Juntar vários pedaços e disso fazer algo novo é uma ideia atraente. Em Frankenstein, obra-prima de Mary Shelley, o resultado não ficou bom nem bonito. E ainda não sabemos o que virá da iniciativa de reforma do Código Civil.

No dia 15 de dezembro de 2023, todas as oito subcomissões entregaram as propostas de modificação do diploma legal. Desde então, Flávio Tartuce e Rosa Maria Nery, que são os relatores gerais, trabalham para colocar tudo num texto único, que ainda será discutido e votado no plenário da Comissão de Juristas.

Na impossibilidade de analisar todos os relatórios parciais, apontarei oito tópicos que merecem cuidado, colhidos nos temas de Parte Geral e Direito de Família, de modo a exemplificar a enormidade da tarefa que a comissão ainda tem pela frente e, quem sabe, contribuir com algum aprimoramento.

O primeiro tópico, no âmbito da Parte Geral, tem a ver com a proteção dos incapazes. De acordo com a proposta, o artigo 3º deverá incluir a seguinte previsão: “Caso laudo técnico ateste a existência de deficiência intelectual ou mental de intensidade grave, as pessoas maiores de 16 (dezesseis) anos poderão, enquanto perdurarem as referidas condições, ser tidas como absolutamente incapazes”. Não há dúvida de que a regra está em conflito com a Convenção Internacional sobre os Direitos das Pessoas com Deficiência. Deve-se dizer que a proteção dos incapazes, conforme se encontra no Código Civil, precisa de ajustes, inclusive para permitir a adequada proteção de pessoas com discernimento reduzido. Mas nenhum deles pode desconsiderar os Direitos Humanos.

O segundo tópico, no âmbito da Parte Geral, tem a ver com o fim da menoridade.
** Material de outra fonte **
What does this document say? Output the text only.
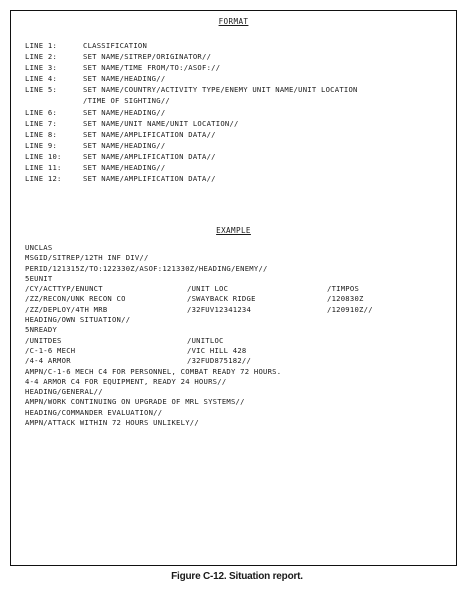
FORMAT
LINE 1:	CLASSIFICATION
LINE 2:	SET NAME/SITREP/ORIGINATOR//
LINE 3:	SET NAME/TIME FROM/TO:/ASOF://
LINE 4:	SET NAME/HEADING//
LINE 5:	SET NAME/COUNTRY/ACTIVITY TYPE/ENEMY UNIT NAME/UNIT LOCATION
/TIME OF SIGHTING//
LINE 6:	SET NAME/HEADING//
LINE 7:	SET NAME/UNIT NAME/UNIT LOCATION//
LINE 8:	SET NAME/AMPLIFICATION DATA//
LINE 9:	SET NAME/HEADING//
LINE 10:	SET NAME/AMPLIFICATION DATA//
LINE 11:	SET NAME/HEADING//
LINE 12:	SET NAME/AMPLIFICATION DATA//
EXAMPLE
UNCLAS
MSGID/SITREP/12TH INF DIV//
PERID/121315Z/TO:122330Z/ASOF:121330Z/HEADING/ENEMY//
5EUNIT
/CY/ACTTYP/ENUNCT	/UNIT LOC	/TIMPOS
/ZZ/RECON/UNK RECON CO	/SWAYBACK RIDGE	/120830Z
/ZZ/DEPLOY/4TH MRB	/32FUV12341234	/120910Z//
HEADING/OWN SITUATION//
5NREADY
/UNITDES	/UNITLOC
/C-1-6 MECH	/VIC HILL 428
/4-4 ARMOR	/32FUD875182//
AMPN/C-1-6 MECH C4 FOR PERSONNEL, COMBAT READY 72 HOURS.
4-4 ARMOR C4 FOR EQUIPMENT, READY 24 HOURS//
HEADING/GENERAL//
AMPN/WORK CONTINUING ON UPGRADE OF MRL SYSTEMS//
HEADING/COMMANDER EVALUATION//
AMPN/ATTACK WITHIN 72 HOURS UNLIKELY//
Figure C-12. Situation report.
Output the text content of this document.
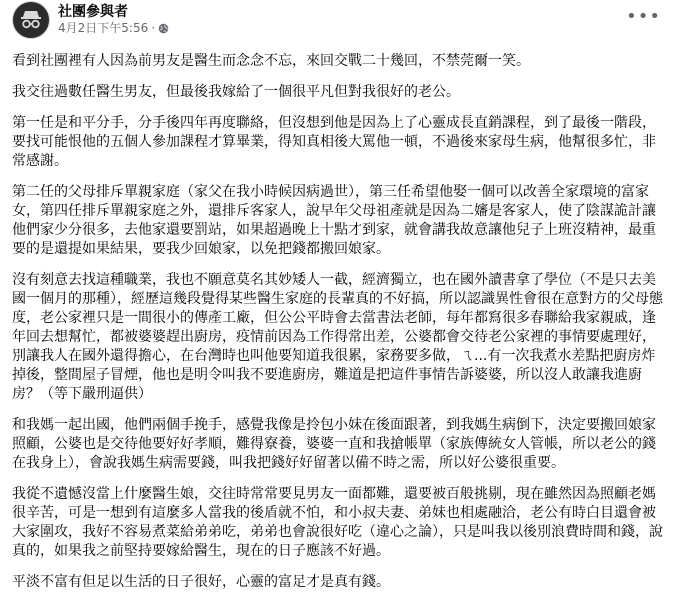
社團參與者
4月2日下午5:56 ·
•••

看到社團裡有人因為前男友是醫生而念念不忘，來回交戰二十幾回，不禁莞爾一笑。

我交往過數任醫生男友，但最後我嫁給了一個很平凡但對我很好的老公。

第一任是和平分手，分手後四年再度聯絡，但沒想到他是因為上了心靈成長直銷課程，到了最後一階段，要找可能恨他的五個人參加課程才算畢業，得知真相後大罵他一頓，不過後來家母生病，他幫很多忙，非常感謝。

第二任的父母排斥單親家庭（家父在我小時候因病過世），第三任希望他娶一個可以改善全家環境的富家女，第四任排斥單親家庭之外，還排斥客家人，說早年父母祖產就是因為二嬸是客家人，使了陰謀詭計讓他們家少分很多，去他家還要罰站，如果超過晚上十點才到家，就會講我故意讓他兒子上班沒精神，最重要的是還提如果結果，要我少回娘家，以免把錢都搬回娘家。

沒有刻意去找這種職業，我也不願意莫名其妙矮人一截，經濟獨立，也在國外讀書拿了學位（不是只去美國一個月的那種），經歷這幾段覺得某些醫生家庭的長輩真的不好搞，所以認識異性會很在意對方的父母態度，老公家裡只是一間很小的傳產工廠，但公公平時會去當書法老師，每年都寫很多春聯給我家親戚，逢年回去想幫忙，都被婆婆趕出廚房，疫情前因為工作得常出差，公婆都會交待老公家裡的事情要處理好，別讓我人在國外還得擔心，在台灣時也叫他要知道我很累，家務要多做，ㄟ...有一次我煮水差點把廚房炸掉後，整間屋子冒煙，他也是明令叫我不要進廚房，難道是把這件事情告訴婆婆，所以沒人敢讓我進廚房？（等下嚴刑逼供）

和我媽一起出國，他們兩個手挽手，感覺我像是拎包小妹在後面跟著，到我媽生病倒下，決定要搬回娘家照顧，公婆也是交待他要好好孝順，難得寮養，婆婆一直和我搶帳單（家族傳統女人管帳，所以老公的錢在我身上），會說我媽生病需要錢，叫我把錢好好留著以備不時之需，所以好公婆很重要。

我從不遺憾沒當上什麼醫生娘，交往時常常要見男友一面都難，還要被百般挑剔，現在雖然因為照顧老媽很辛苦，可是一想到有這麼多人當我的後盾就不怕，和小叔夫妻、弟妹也相處融洽，老公有時白目還會被大家圍攻，我好不容易煮菜給弟弟吃，弟弟也會說很好吃（違心之論），只是叫我以後別浪費時間和錢，說真的，如果我之前堅持要嫁給醫生，現在的日子應該不好過。

平淡不富有但足以生活的日子很好，心靈的富足才是真有錢。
No artigo 5º, ao falar da primeira hipótese de emancipação, a proposta indica que podem concedê-la os pais “biológicos e afetivos”. A ideia é coerente com a tese da multiparentalidade, que o restante do projeto também encampa. No entanto, o modo de exprimi-la é infeliz, pois, muito embora haja vários caminhos para a criação do vínculo paterno-filial, não há mais de um tipo de paternidade, nem mais de um tipo de filiação. Pai é somente pai. E filho é somente filho. Ao adjetivar a paternidade, a proposta fere o disposto no artigo 227, § 6º, da Constituição da República: “Os filhos, havidos ou não da relação do casamento, ou por adoção, terão os mesmos direitos e qualificações, proibidas quaisquer designações discriminatórias relativas à filiação”.

O terceiro tópico, no âmbito da Parte Geral, tem a ver com a proteção dos direitos de personalidade. No artigo 11, enquanto o Código prevê que o exercício desses direitos, salvo previsão em lei, não pode sofrer “limitação voluntária”, a proposta prefere a expressão “limitação abusiva”. No texto vigente, apesar de ser criticável o conteúdo da regra, não resta dúvida de que se refere às limitações desejadas pelo próprio titular do direito. O texto proposto, ao contrário, não tem essa mesma clareza. Teria sido melhor repetir o Enunciado 4, da I Jornada de Direito Civil, cuja autoria é do professor João Baptista Villela, que afirma a possibilidade de limitação voluntária, desde que não seja permanente nem geral.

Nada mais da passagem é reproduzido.